Les entreprises ont leur part de responsabilité dans cette paupérisation, en multipliant les temps partiels et les bas salaires. L’aide personnalisée au logement, qui allège la quittance, est, en outre, calculée sur le smic mensuel, et non horaire, ce qui en exclut les nombreux smicards à temps partiel. Un grand distributeur comme Auchan, via sa filiale Immochan, a ainsi demandé à Vilogia, un organisme HLM détenu par le Medef du Nord, de construire, sur des parcelles inutilisées près de ses grandes surfaces et entrepôts, des logements aux loyers très sociaux pour loger ses salariés.
Des ressources trop faibles
Les organismes HLM sont devant une équation impossible avec un parc de plus en plus inadapté à la demande, que ce soit en typologie, en localisation et surtout en prix. Les listes d’attente comptent, aujourd’hui, 1,7 million de candidats, dont 57 % ont un niveau de vie (par unité de consommation) de moins de 1 000 euros par mois. Des ressources trop faibles pour honorer une quittance moyenne, charges comprise, de 500 euros. Les 470 000 logements qui se libèrent ou sortent de terre chaque année sont au-dessus de leurs moyen.
« Le modèle économique des HLM n’est pas périmé – de grands pays comme l’Espagne nous envient ce patrimoine –, mais il faut que les trois sources de financements, Caisse des dépôts, collecteurs du 1 % logement et Etat, soient au rendez-vous », plaide Stéphane Peu, président (PCF) de l’agglomération de Plaine Commune, au nord de Paris, et de son office public de l’habitat. « Il faut en particulier que l’Etat réinvestisse, alloue à nouveau des aides à la pierre pour construire et proposer des loyers adaptés », ajoute M. Peu.
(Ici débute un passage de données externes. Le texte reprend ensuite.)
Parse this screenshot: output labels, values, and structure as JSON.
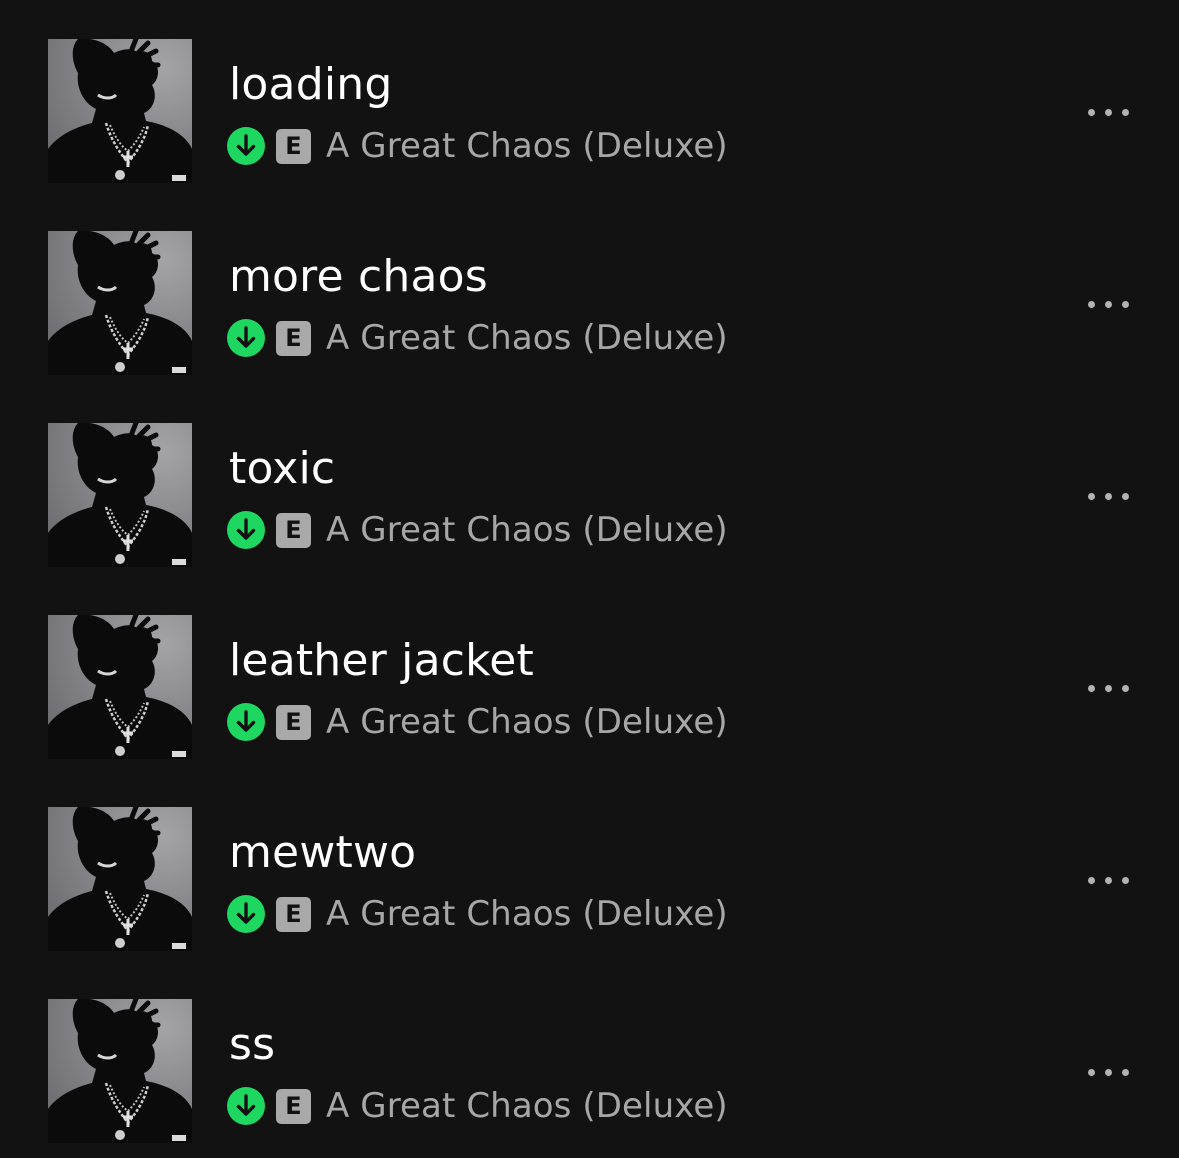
{
  "colors": {
    "background": "#121212",
    "title": "#ffffff",
    "subtitle": "#a7a7a7",
    "download_green": "#1ed760",
    "explicit_badge": "#a9a9a9"
  },
  "tracks": [
    {
      "title": "loading",
      "explicit": "E",
      "album": "A Great Chaos (Deluxe)",
      "downloaded_icon": "download-icon",
      "more_icon": "more-options-icon"
    },
    {
      "title": "more chaos",
      "explicit": "E",
      "album": "A Great Chaos (Deluxe)",
      "downloaded_icon": "download-icon",
      "more_icon": "more-options-icon"
    },
    {
      "title": "toxic",
      "explicit": "E",
      "album": "A Great Chaos (Deluxe)",
      "downloaded_icon": "download-icon",
      "more_icon": "more-options-icon"
    },
    {
      "title": "leather jacket",
      "explicit": "E",
      "album": "A Great Chaos (Deluxe)",
      "downloaded_icon": "download-icon",
      "more_icon": "more-options-icon"
    },
    {
      "title": "mewtwo",
      "explicit": "E",
      "album": "A Great Chaos (Deluxe)",
      "downloaded_icon": "download-icon",
      "more_icon": "more-options-icon"
    },
    {
      "title": "ss",
      "explicit": "E",
      "album": "A Great Chaos (Deluxe)",
      "downloaded_icon": "download-icon",
      "more_icon": "more-options-icon"
    }
  ]
}
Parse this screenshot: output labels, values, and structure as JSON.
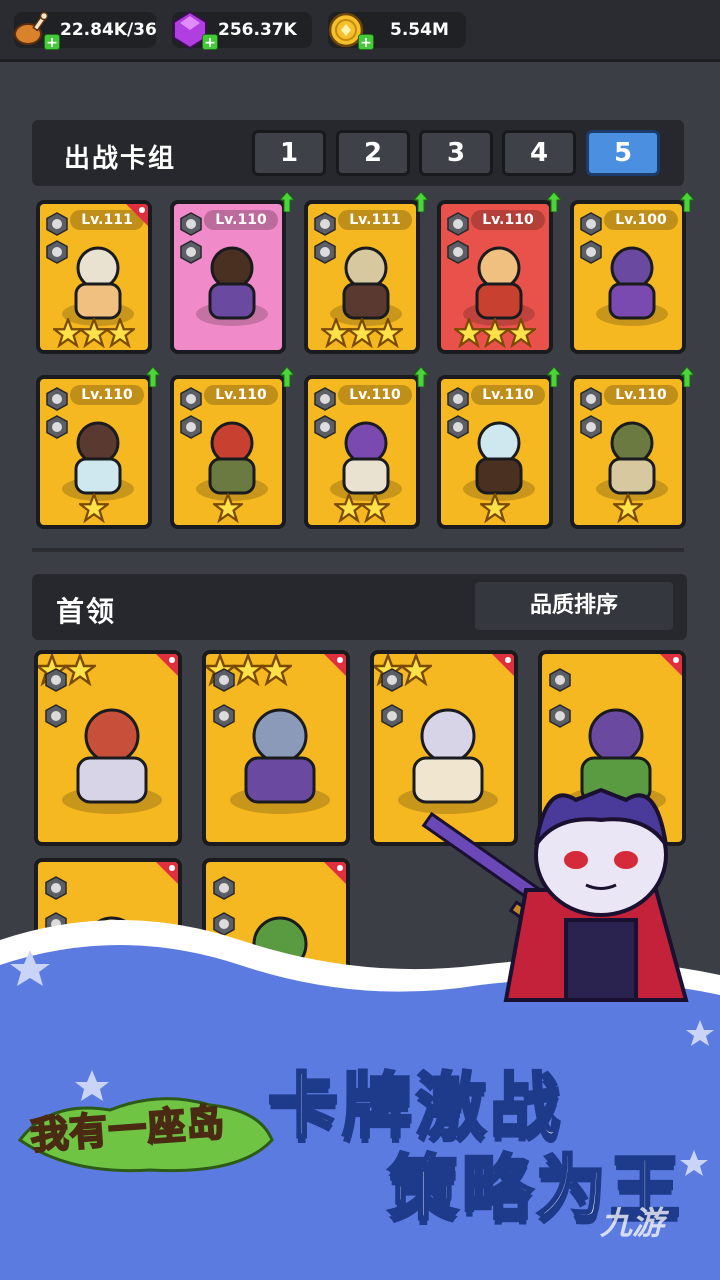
{
  "resources": [
    {
      "name": "food",
      "icon": "drumstick-icon",
      "value": "22.84K/36"
    },
    {
      "name": "gems",
      "icon": "purple-gem-icon",
      "value": "256.37K"
    },
    {
      "name": "coins",
      "icon": "gold-coin-icon",
      "value": "5.54M"
    }
  ],
  "deck": {
    "title": "出战卡组",
    "tabs": [
      "1",
      "2",
      "3",
      "4",
      "5"
    ],
    "active_tab": "5",
    "cards": [
      {
        "level": "Lv.111",
        "stars": 3,
        "color": "gold",
        "upgrade": false,
        "ribbon": true
      },
      {
        "level": "Lv.110",
        "stars": 0,
        "color": "pink",
        "upgrade": true,
        "ribbon": false
      },
      {
        "level": "Lv.111",
        "stars": 3,
        "color": "gold",
        "upgrade": true,
        "ribbon": false
      },
      {
        "level": "Lv.110",
        "stars": 3,
        "color": "red",
        "upgrade": true,
        "ribbon": false
      },
      {
        "level": "Lv.100",
        "stars": 0,
        "color": "gold",
        "upgrade": true,
        "ribbon": false
      },
      {
        "level": "Lv.110",
        "stars": 1,
        "color": "gold",
        "upgrade": true,
        "ribbon": false
      },
      {
        "level": "Lv.110",
        "stars": 1,
        "color": "gold",
        "upgrade": true,
        "ribbon": false
      },
      {
        "level": "Lv.110",
        "stars": 2,
        "color": "gold",
        "upgrade": true,
        "ribbon": false
      },
      {
        "level": "Lv.110",
        "stars": 1,
        "color": "gold",
        "upgrade": true,
        "ribbon": false
      },
      {
        "level": "Lv.110",
        "stars": 1,
        "color": "gold",
        "upgrade": true,
        "ribbon": false
      }
    ]
  },
  "bosses": {
    "title": "首领",
    "sort_label": "品质排序",
    "cards": [
      {
        "stars": 2
      },
      {
        "stars": 3
      },
      {
        "stars": 2
      },
      {
        "stars": 0
      },
      {
        "stars": 0
      },
      {
        "stars": 0
      }
    ]
  },
  "promo": {
    "game_logo": "我有一座岛",
    "slogan_line1": "卡牌激战",
    "slogan_line2": "策略为王",
    "watermark": "九游"
  },
  "colors": {
    "background": "#3b3e45",
    "active_tab": "#4b8fe0",
    "card_gold": "#f5b820",
    "card_pink": "#f08ac8",
    "card_red": "#e8524a",
    "banner_blue": "#5b7be0"
  }
}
Christian Baffy annonce de son côté que des solutions pourraient être trouvées pour réduire les coûts de revient de 20 % en réduisant les surfaces, en renonçant aux balcons et en recourant à des éléments préfabriqués.
« Outre les défis de construire pas cher et de loger les plus pauvres, comme le demande Sylvia Pinel, ministre du logement, nous sommes sommés d’instaurer la mixité sociale, y compris dans les quartiers populaires, par Patrick Kanner, ministre de la ville : à qui obéir ? », s’interroge Frédéric Paul, secrétaire général de l’Union sociale pour l’habitat, qui fédère les 700 bailleurs sociaux de France. « Il faut accepter que les quartiers populaires ne soient pas mixtes et accueillent en majorité des familles très pauvres, mais qu’ils soient un sas d’accueil où l’Etat assure des services publics – école, culture – de qualité. Dans tous les cas, il faut un débat public sur ce sujet », propose Christophe Robert, délégué général de la Fondation Abbé Pierre. « Les organismes HLM doivent abandonner l’idée, née dans les “trente glorieuses”, d’une vocation généraliste du logement social », renchérit Hervé Leservoisier.